Author Topic: RTB Development  (Read 381184 times)

I have absolutely no idea what point you're trying to make here. Why are you talking about AJAX and PHP?
You said that you cannot send special characters with Torque. The same goes with AJAX. Therefor, if you convert the symbols to integers, you will get a really thought job to convert them back to characters in PHP.

The same goes with AJAX.

You can't send special characters with pies either, why not mention those too? I don't see how PHP or AJAX are relevant to a Java-based XMPP server and a TorqueScript-based XMPP client.

I made this set of functions a while back for converting numbers to special characters and back, might be helpful.

The only problem is that it does only take 255 characters, which is too small for multi-byte characters.

This is something I'd do in C++ for sure, passing every character to be sent through a function like that would be a bit of a nightmare in terms of performance.

This is something I'd do in C++ for sure, passing every character to be sent through a function like that would be a bit of a nightmare in terms of performance.
So it's a good thing that it should only need to be done once per startup (and assumedly each time you change your name).

Not like you need to do it every 33ms or anything.

No - All XML CData will be UTF-8 encoded as per XMPP RFCs which means all chat messages too.

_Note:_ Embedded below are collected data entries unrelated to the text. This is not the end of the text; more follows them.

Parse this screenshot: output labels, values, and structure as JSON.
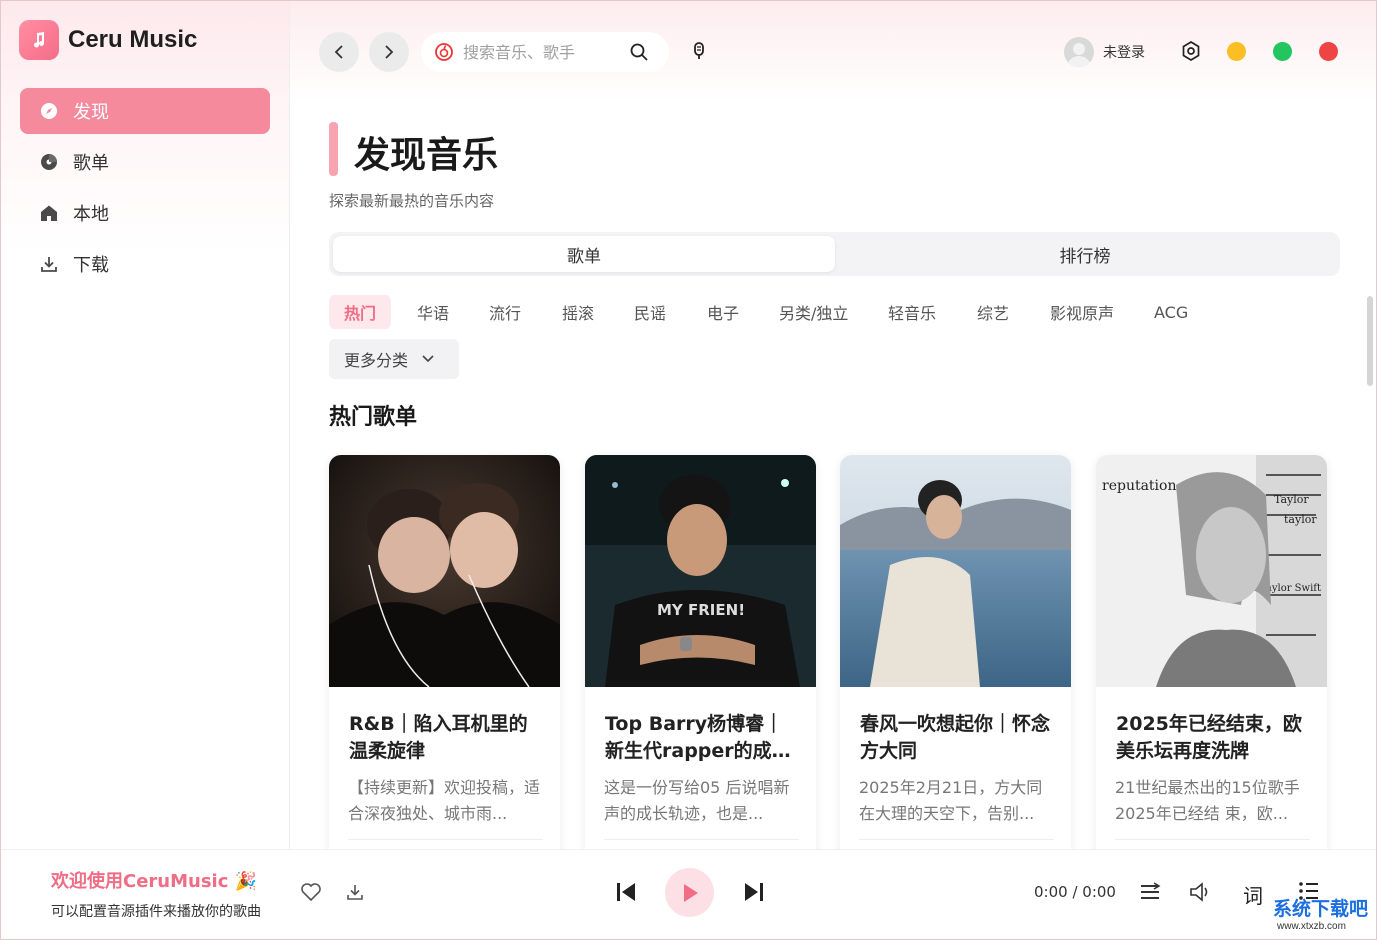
{
  "app": {
    "name": "Ceru Music"
  },
  "sidebar": {
    "items": [
      {
        "label": "发现",
        "icon": "compass-icon",
        "active": true
      },
      {
        "label": "歌单",
        "icon": "disc-icon",
        "active": false
      },
      {
        "label": "本地",
        "icon": "home-icon",
        "active": false
      },
      {
        "label": "下载",
        "icon": "download-icon",
        "active": false
      }
    ]
  },
  "topbar": {
    "search_placeholder": "搜索音乐、歌手",
    "user_label": "未登录",
    "window_colors": {
      "minimize": "#fbbf24",
      "maximize": "#22c55e",
      "close": "#ef4444"
    }
  },
  "page": {
    "title": "发现音乐",
    "subtitle": "探索最新最热的音乐内容",
    "tabs": [
      "歌单",
      "排行榜"
    ],
    "categories": [
      "热门",
      "华语",
      "流行",
      "摇滚",
      "民谣",
      "电子",
      "另类/独立",
      "轻音乐",
      "综艺",
      "影视原声",
      "ACG"
    ],
    "more_categories": "更多分类",
    "section_title": "热门歌单"
  },
  "playlists": [
    {
      "title": "R&B｜陷入耳机里的温柔旋律",
      "desc": "【持续更新】欢迎投稿，适合深夜独处、城市雨..."
    },
    {
      "title": "Top Barry杨博睿｜新生代rapper的成长...",
      "desc": "这是一份写给05 后说唱新声的成长轨迹，也是..."
    },
    {
      "title": "春风一吹想起你｜怀念方大同",
      "desc": "2025年2月21日，方大同在大理的天空下，告别..."
    },
    {
      "title": "2025年已经结束，欧美乐坛再度洗牌",
      "desc": "21世纪最杰出的15位歌手2025年已经结 束，欧..."
    }
  ],
  "cover_texts": {
    "shirt": "MY FRIEN!",
    "album": "reputation",
    "newsprint_1": "Taylor",
    "newsprint_2": "taylor",
    "newsprint_3": "Taylor Swift"
  },
  "player": {
    "welcome": "欢迎使用CeruMusic 🎉",
    "hint": "可以配置音源插件来播放你的歌曲",
    "time": "0:00 / 0:00",
    "lyrics_label": "词"
  },
  "watermark": {
    "name": "系统下载吧",
    "url": "www.xtxzb.com"
  },
  "colors": {
    "accent": "#f48a9c",
    "accent_text": "#f06d86"
  }
}
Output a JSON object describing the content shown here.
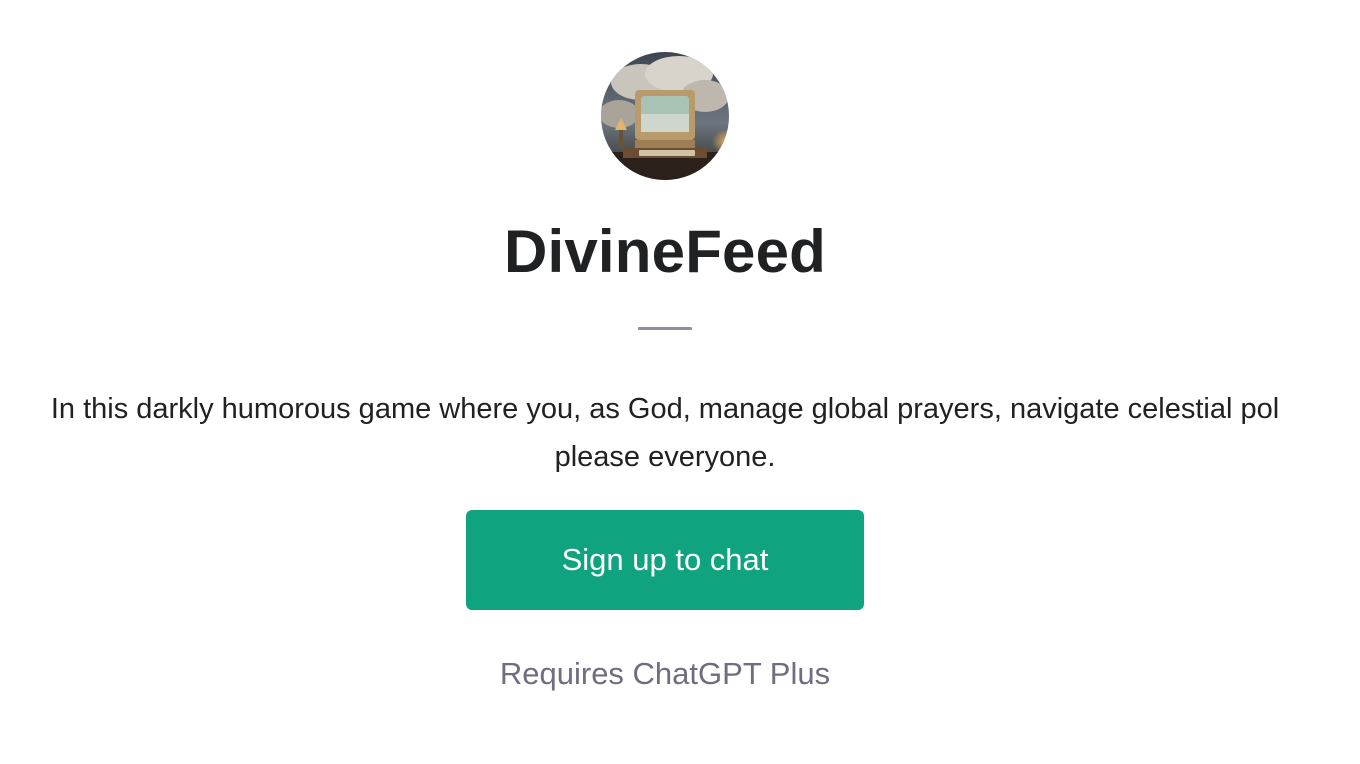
{
  "gpt": {
    "avatar_icon": "retro-computer-clouds-avatar",
    "name": "DivineFeed",
    "description_line1": "Engage in this darkly humorous game where you, as God, manage global prayers, navigate celestial politics, and try to please everyone.",
    "description_line1_visible": "In this darkly humorous game where you, as God, manage global prayers, navigate celestial pol",
    "description_line2": "please everyone."
  },
  "actions": {
    "signup_label": "Sign up to chat",
    "signup_color": "#10a37f"
  },
  "footer": {
    "requirement": "Requires ChatGPT Plus"
  }
}
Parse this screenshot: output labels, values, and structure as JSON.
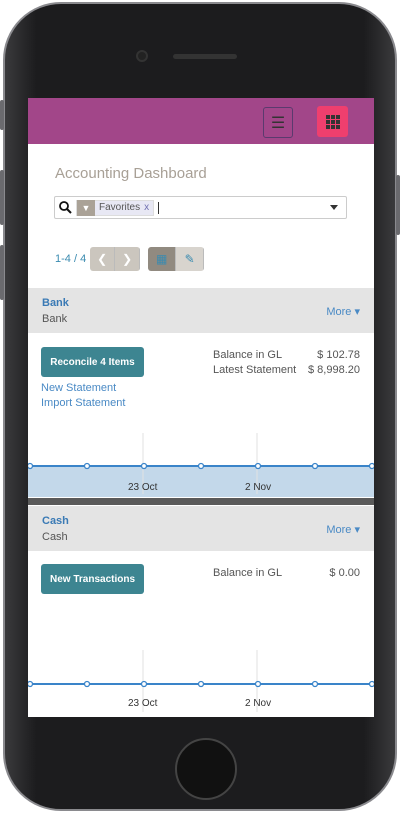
{
  "app": {
    "title": "Accounting Dashboard"
  },
  "search": {
    "facet": "Favorites",
    "facet_remove": "x"
  },
  "pager": {
    "range": "1-4 / 4"
  },
  "journals": [
    {
      "name": "Bank",
      "type": "Bank",
      "more": "More",
      "action": "Reconcile 4 Items",
      "links": [
        "New Statement",
        "Import Statement"
      ],
      "stats": [
        {
          "label": "Balance in GL",
          "value": "$ 102.78"
        },
        {
          "label": "Latest Statement",
          "value": "$ 8,998.20"
        }
      ],
      "chart_labels": [
        "23 Oct",
        "2 Nov"
      ]
    },
    {
      "name": "Cash",
      "type": "Cash",
      "more": "More",
      "action": "New Transactions",
      "stats": [
        {
          "label": "Balance in GL",
          "value": "$ 0.00"
        }
      ],
      "chart_labels": [
        "23 Oct",
        "2 Nov"
      ]
    }
  ],
  "colors": {
    "topbar": "#a24689",
    "apps": "#ef3f6e",
    "primary": "#3d8591",
    "link": "#4a8ac5"
  }
}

Then if you were running only characters that can't be sent under UTF-8 encoding through this (perhaps placing them in their appropriately escaped sequences and then using whatever that torque function to convert escaped backslashes into their sequences was) and sending them that way, that would help, perhaps?

For example:
Before: "Hello wörld"
After: "Hello w\xF6rld"

Edit: Assumedly sending them this way also, so just checking a stripos(%char,"abcdefghijklmnopqrstuvwxyz012 34567890-_=+[]{}\\|;:'\",.<>/?!@#$%^&*()") would work, right? You still need to loop the string but that shouldn't be too bad in and of itself.

I admit that my knowledge of it is limited but my basic understanding is that any character on a key on a standard US keyboard is supported by UTF-8, and I believe that's everything that could be entered. (`~ are omitted due to console)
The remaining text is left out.